Monday, September 5, 2011

Helper12 by Jack Blaine


Published synopsis:

Helper12 works as a Baby Helper in Pre Ward, the place where babies spend their first six months of life before they’re tracked for vocations and sent to training. She does her job well, and she stays out of trouble. But one day, the Sloanes, Society members who enjoy all the privileges of their station—family unit clearance, a private dwelling, access to good food and good schools—come to “adopt” one of the Pre Ward babies. The Director makes a deal and the Sloanes walk out with a brand new child.

They also walk out owning Helper12—the Director sells her to them, and there’s nothing she can do but go. At the Sloanes, Helper12 enters a world where people should be able to enjoy life—with high position and riches come the opportunity for individual freedom, even the chance to love—but that’s not what she finds. The Sloanes are keeping secrets. So is their biological son, Thomas.

Helper12 has some secrets of her own; she’s drawing, which is a violation, since Baby Helpers aren’t tracked for Art. And she’s growing to love the child she was bought to care for—at the same time that Ms. Sloane is becoming disenchanted with her impulse baby buy.

When all your choices are made for you, how do you make some for yourself? Helper12 is about to find out.

Review:

Helper12’s life has been laid out for her since she was born. She was tracked as a baby helper and she was given just enough education to be able to do her job. As long as she did her job well and didn’t break any of the numerous rules society has set on her social class, she could go home every night to her monitored cube in a sub-standard housing community. At least, she could until she was sold to the Sloanes.

Reminiscent of Aldous Huxley’s Brave New World and Margaret Atwood’s A Handmaid’s tale, Jack Blaine brings the reader to a future where there are Society members and there are human cattle. Cattle who will be turned into Breeders, Helpers, Laborers, and even Leisure Dolls.
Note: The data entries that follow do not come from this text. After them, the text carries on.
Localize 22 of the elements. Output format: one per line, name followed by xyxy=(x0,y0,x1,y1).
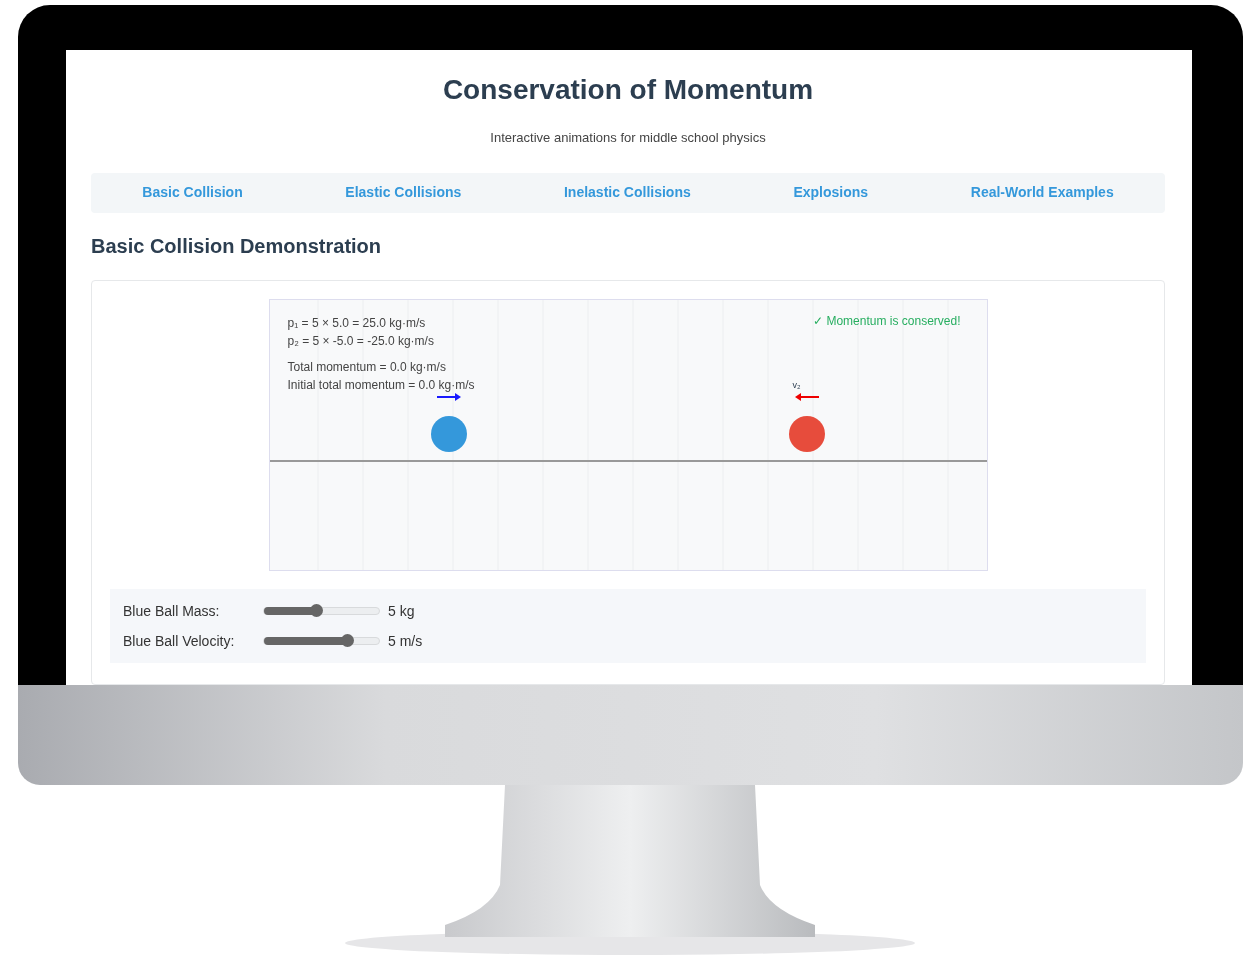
slider-thumb[interactable] xyxy=(309,604,323,617)
section-heading: Basic Collision Demonstration xyxy=(91,235,383,258)
control-label: Blue Ball Velocity: xyxy=(123,633,236,649)
momentum-equation: p₁ = 5 × 5.0 = 25.0 kg·m/s xyxy=(287,315,427,332)
page-title: Conservation of Momentum xyxy=(441,74,815,106)
slider-track[interactable] xyxy=(263,637,380,645)
momentum-total: Total momentum = 0.0 kg·m/s xyxy=(287,359,447,376)
slider-thumb[interactable] xyxy=(340,634,354,647)
status-message: ✓ Momentum is conserved! xyxy=(813,314,961,328)
slider-track[interactable] xyxy=(263,607,380,615)
velocity-label: v₂ xyxy=(792,380,801,390)
nav-tab[interactable]: Elastic Collisions xyxy=(335,178,472,208)
momentum-total: Initial total momentum = 0.0 kg·m/s xyxy=(287,377,475,394)
nav-tab[interactable]: Real-World Examples xyxy=(960,178,1124,208)
nav-tab[interactable]: Explosions xyxy=(783,178,879,208)
page-subtitle: Interactive animations for middle school physics xyxy=(489,130,767,145)
nav-tab[interactable]: Inelastic Collisions xyxy=(553,178,701,208)
control-value: 5 m/s xyxy=(388,633,423,649)
nav-tab[interactable]: Basic Collision xyxy=(132,178,253,208)
control-label: Blue Ball Mass: xyxy=(123,603,221,619)
momentum-equation: p₂ = 5 × -5.0 = -25.0 kg·m/s xyxy=(287,333,434,350)
control-value: 5 kg xyxy=(388,603,415,619)
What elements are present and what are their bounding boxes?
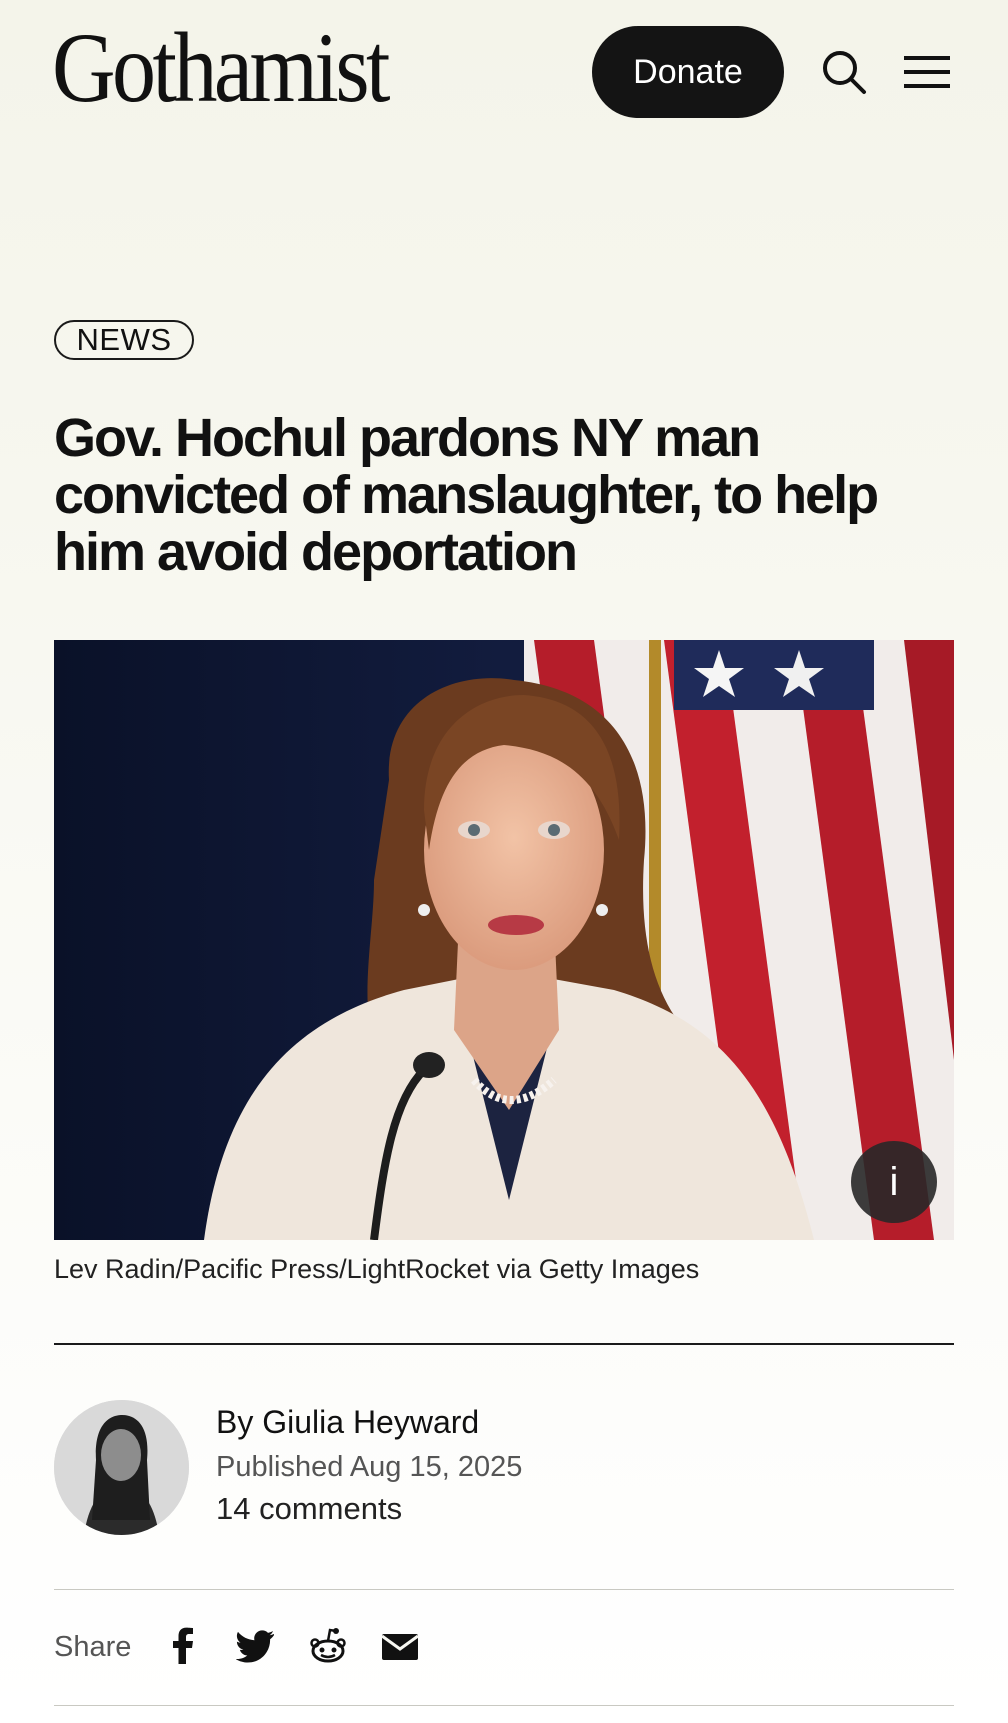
hamburger-menu-icon[interactable] [904,52,952,92]
photo-credit: Lev Radin/Pacific Press/LightRocket via … [54,1254,700,1284]
published-date: Published Aug 15, 2025 [216,1451,523,1483]
search-icon[interactable] [820,48,868,96]
twitter-icon[interactable] [236,1626,276,1666]
comments-link[interactable]: 14 comments [216,1491,402,1527]
divider [54,1705,954,1706]
divider [54,1589,954,1590]
author-byline[interactable]: By Giulia Heyward [216,1404,479,1441]
gothamist-logo[interactable]: Gothamist [52,18,390,118]
facebook-icon[interactable] [164,1626,204,1666]
article-hero-image[interactable] [54,640,954,1240]
share-label: Share [54,1631,132,1663]
reddit-icon[interactable] [308,1626,348,1666]
divider [54,1343,954,1345]
article-headline: Gov. Hochul pardons NY man convicted of … [54,408,879,582]
author-avatar[interactable] [54,1400,189,1535]
news-tag[interactable]: NEWS [54,320,194,360]
image-info-button[interactable]: i [851,1141,937,1223]
email-icon[interactable] [380,1626,420,1666]
donate-button[interactable]: Donate [592,26,784,118]
site-header: Gothamist Donate [0,0,1008,145]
And there’s nothing the human cattle can do about it. Any resistance will lead to a much harsher life or death, and that’s enough to make even your closest friend turn you in for fear of being thought of as a coconspirator. So, Helper12 is completely unprepared when she’s thrust into the privileged life of the Sloanes. She’s even more unprepared for their son. Is she willing to risk the Labor Camps or death for the possibility of life without boundaries?

Helper12 is a well written story of the road to freedom and the difficult choices that have to be made to get there. Jack Blaine pulls the reader into the harsh world he has created and he doesn’t let you go. The feelings his characters display let you feel their sorrow and pain, and even their hope. What little there is of it, anyway.

The one thing I felt the book didn’t have enough of was backstory. I liked the approach the author took with immersing the reader immediately into the sometimes horrific world his characters live in, but it would have been interesting to read a little bit of how this society came to be. What drives some people to treat others so harshly? Was it world war, pestilence, or just a swing in the morals of human kind? Aside from that, I found Helper12 to be an interesting character study of human emotions. I thank the author for providing me with a review copy and I give the book four stars.